One of the other key issues with robots is teaching them the rules of the game as instructions—something a human already understands instinctively. And unlike chess, the outside influences of football, such as psychology of players and reacting to match situations, are factors that really matter.
Daniel Polani is a professor of artificial intelligence at the University of Hertfordshire and one of the leading men at RoboCup. Asked whether Wenger is right about robots becoming managers, he also has reservations.
"I have no doubts they can serve as decision-helper—but the problem for me is that humans are imperfect executioners. Look at Pep Guardiola, he likes to work with the very best teams. Some say with this team anyone can win—but that's not true, I think it's naive. Even good teams can crash badly with the wrong manager.
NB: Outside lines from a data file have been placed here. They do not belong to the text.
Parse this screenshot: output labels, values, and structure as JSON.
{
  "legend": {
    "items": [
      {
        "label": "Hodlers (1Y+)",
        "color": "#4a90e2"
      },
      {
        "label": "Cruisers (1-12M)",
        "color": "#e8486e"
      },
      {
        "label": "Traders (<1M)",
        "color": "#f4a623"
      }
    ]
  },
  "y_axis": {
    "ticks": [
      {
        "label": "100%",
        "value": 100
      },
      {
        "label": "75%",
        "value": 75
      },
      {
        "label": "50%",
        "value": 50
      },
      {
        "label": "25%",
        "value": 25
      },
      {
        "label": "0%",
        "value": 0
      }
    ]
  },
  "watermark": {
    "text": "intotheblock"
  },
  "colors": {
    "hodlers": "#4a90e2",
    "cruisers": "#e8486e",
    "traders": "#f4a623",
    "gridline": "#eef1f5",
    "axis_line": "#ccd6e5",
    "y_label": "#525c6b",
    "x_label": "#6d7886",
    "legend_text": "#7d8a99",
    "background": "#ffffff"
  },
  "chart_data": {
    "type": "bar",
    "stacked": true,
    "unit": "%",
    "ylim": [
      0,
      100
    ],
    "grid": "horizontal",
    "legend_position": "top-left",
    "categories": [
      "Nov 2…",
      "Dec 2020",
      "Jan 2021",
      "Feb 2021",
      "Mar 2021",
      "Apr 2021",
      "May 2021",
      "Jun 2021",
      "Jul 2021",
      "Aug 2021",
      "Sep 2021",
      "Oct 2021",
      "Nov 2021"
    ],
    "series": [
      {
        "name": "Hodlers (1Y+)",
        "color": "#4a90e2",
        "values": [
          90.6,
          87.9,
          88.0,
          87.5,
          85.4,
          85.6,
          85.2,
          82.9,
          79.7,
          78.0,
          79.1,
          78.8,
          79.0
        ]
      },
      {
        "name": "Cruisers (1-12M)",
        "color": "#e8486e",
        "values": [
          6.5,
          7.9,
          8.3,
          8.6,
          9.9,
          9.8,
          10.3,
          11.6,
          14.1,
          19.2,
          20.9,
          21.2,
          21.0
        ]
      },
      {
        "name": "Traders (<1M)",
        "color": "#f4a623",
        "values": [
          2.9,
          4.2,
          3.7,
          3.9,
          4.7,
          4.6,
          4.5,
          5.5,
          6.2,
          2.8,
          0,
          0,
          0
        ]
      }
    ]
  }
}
"What happens, in my opinion, is that Guardiola is super-meticulous so only the best teams and best players can implement what he wants carried out.
"The reason he needs good teams is because they are the only instrument that can generate the music he is striving for.
"A computer would have the same problem. They could have a good strategy but people may not carry it out."
Robots are never going to take the job of someone like Guardiola, but with so much to offer the game there is still a high chance robots will eventually find a way on to the touchline.
Wenger's vision maybe not be exactly right, but robot fan Dunion reckons a day will come when we see robots as assistants to a human boss.
"You can also see from the recent Amazon documentary on Manchester City just how much importance Pep Guardiola places on the use of data to analyse performance," he says. "AI has the ability to take this analysis to a whole new level, providing real-time analytics which can factor in learned situations and scenarios.
"Rather than simply using statistics such as distance covered and pass completion, which are blind to the context of the game, AI can help to explore more in depth metrics based on a players specific role or the overall tactics and game plan.
"So a robot analytics coach or assistant manager could 100 per cent be a possibility in the future. In fact, I think that it will be a necessity...and I really hope the first one is called Robot-o Mancini."